Segundo Hélio Pamphylio, “na medida do possível a gente vem dando conta do nosso trabalho com os recursos que nos é ofertado, nós não podemos de forma alguma negar atendimento. É muito complicado perder paciente por falta de algum medicamento, droga. Esse complicado mexe diretamente com a nossa saúde emocional. Já presenciei a morte de paciente por falta de medicamento”.
A AgCom entrou em contato com a Secretaria de Saúde do Estado, mas não obteve resposta até o momento da publicação.

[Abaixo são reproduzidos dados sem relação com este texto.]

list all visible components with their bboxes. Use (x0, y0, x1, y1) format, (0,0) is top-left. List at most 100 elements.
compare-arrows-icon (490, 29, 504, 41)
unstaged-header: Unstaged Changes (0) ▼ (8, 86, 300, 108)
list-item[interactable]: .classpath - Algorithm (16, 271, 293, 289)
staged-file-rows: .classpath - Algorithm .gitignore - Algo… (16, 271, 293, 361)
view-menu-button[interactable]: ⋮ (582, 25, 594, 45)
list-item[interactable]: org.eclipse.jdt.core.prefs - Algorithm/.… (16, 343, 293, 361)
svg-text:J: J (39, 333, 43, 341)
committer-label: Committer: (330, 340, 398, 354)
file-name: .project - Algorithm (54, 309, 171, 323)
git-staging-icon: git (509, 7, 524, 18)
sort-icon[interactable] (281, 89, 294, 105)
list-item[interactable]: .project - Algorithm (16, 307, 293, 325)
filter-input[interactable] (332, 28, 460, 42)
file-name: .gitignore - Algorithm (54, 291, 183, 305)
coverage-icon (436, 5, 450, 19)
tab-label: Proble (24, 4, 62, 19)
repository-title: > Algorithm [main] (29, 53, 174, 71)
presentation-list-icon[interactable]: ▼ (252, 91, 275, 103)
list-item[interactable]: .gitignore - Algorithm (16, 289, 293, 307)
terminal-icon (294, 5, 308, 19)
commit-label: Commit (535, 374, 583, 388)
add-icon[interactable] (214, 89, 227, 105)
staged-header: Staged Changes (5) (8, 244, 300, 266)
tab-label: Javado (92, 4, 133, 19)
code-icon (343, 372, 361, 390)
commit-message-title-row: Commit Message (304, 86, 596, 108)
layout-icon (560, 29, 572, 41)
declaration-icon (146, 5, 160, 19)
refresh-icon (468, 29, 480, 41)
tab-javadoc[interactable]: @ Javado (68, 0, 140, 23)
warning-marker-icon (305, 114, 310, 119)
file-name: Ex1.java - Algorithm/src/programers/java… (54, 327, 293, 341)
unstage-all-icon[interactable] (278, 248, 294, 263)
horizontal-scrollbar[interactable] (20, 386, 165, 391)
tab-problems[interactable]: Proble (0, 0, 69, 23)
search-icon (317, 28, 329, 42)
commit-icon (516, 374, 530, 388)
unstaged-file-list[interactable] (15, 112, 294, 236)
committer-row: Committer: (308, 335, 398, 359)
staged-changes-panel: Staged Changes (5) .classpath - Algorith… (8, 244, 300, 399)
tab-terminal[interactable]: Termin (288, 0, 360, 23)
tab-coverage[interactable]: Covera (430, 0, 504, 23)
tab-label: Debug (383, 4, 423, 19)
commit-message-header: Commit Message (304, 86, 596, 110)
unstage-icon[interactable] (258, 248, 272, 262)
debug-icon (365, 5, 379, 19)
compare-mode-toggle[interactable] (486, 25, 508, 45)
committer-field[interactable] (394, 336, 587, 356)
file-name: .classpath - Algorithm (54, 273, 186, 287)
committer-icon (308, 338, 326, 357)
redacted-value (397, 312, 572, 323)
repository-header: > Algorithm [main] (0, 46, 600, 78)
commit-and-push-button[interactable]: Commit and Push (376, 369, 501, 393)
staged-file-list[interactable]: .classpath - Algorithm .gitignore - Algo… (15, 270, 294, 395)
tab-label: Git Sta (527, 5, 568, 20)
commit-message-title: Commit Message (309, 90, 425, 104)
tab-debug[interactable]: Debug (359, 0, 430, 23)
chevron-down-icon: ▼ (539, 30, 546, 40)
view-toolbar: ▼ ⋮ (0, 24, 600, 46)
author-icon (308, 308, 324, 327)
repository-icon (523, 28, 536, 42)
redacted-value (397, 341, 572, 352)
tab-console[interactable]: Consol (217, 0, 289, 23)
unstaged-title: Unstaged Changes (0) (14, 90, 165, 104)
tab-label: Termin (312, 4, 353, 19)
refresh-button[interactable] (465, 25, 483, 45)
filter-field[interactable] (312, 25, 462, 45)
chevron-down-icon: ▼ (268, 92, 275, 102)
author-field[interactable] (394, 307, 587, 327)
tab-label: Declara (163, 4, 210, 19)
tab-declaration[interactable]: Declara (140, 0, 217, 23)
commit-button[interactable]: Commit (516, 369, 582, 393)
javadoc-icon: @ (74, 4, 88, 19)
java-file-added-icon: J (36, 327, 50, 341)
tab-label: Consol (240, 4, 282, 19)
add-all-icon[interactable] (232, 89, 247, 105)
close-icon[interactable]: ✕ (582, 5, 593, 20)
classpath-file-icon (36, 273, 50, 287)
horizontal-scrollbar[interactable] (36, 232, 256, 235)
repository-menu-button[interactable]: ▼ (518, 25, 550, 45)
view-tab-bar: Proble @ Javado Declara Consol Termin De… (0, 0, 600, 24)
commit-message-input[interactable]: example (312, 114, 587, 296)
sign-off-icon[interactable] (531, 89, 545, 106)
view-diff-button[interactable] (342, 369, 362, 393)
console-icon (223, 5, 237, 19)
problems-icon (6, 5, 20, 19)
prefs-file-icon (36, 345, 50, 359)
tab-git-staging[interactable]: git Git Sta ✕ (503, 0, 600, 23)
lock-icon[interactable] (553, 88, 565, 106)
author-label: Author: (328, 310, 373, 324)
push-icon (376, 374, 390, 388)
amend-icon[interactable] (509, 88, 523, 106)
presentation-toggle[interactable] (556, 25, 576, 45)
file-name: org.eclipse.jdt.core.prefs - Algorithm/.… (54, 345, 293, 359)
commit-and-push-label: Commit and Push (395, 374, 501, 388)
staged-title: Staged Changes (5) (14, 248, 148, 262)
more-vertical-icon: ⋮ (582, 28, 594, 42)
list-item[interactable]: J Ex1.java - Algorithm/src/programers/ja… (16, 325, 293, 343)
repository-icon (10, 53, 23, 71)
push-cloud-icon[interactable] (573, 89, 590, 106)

“Falta profissional de saúde, incentivo fiscal e econômico do governo em todas as suas esferas. A estrutura e a equipe de trabalho são excelentes, apesar de não recebermos estímulo financeiro suficiente para trabalhar. Foi-nos prometido que a remuneração do hospital de campanha seria isenta de tributo, como um auxílio. Agora as portas da declaração do Imposto de Renda nos revogaram essa concessão e não foi feito reajuste de valor dos plantões”, relata o médico.
Falta de tempo, energia, desequilíbrio na saúde mental são algumas queixas que profissionais da saúde relatam diante do cenário de crise e caos na saúde pública. Não se conhece ainda sobre a evolução das variantes novas e o inimigo é invisível e se reproduz exponencialmente. Fôlego diante do incerto!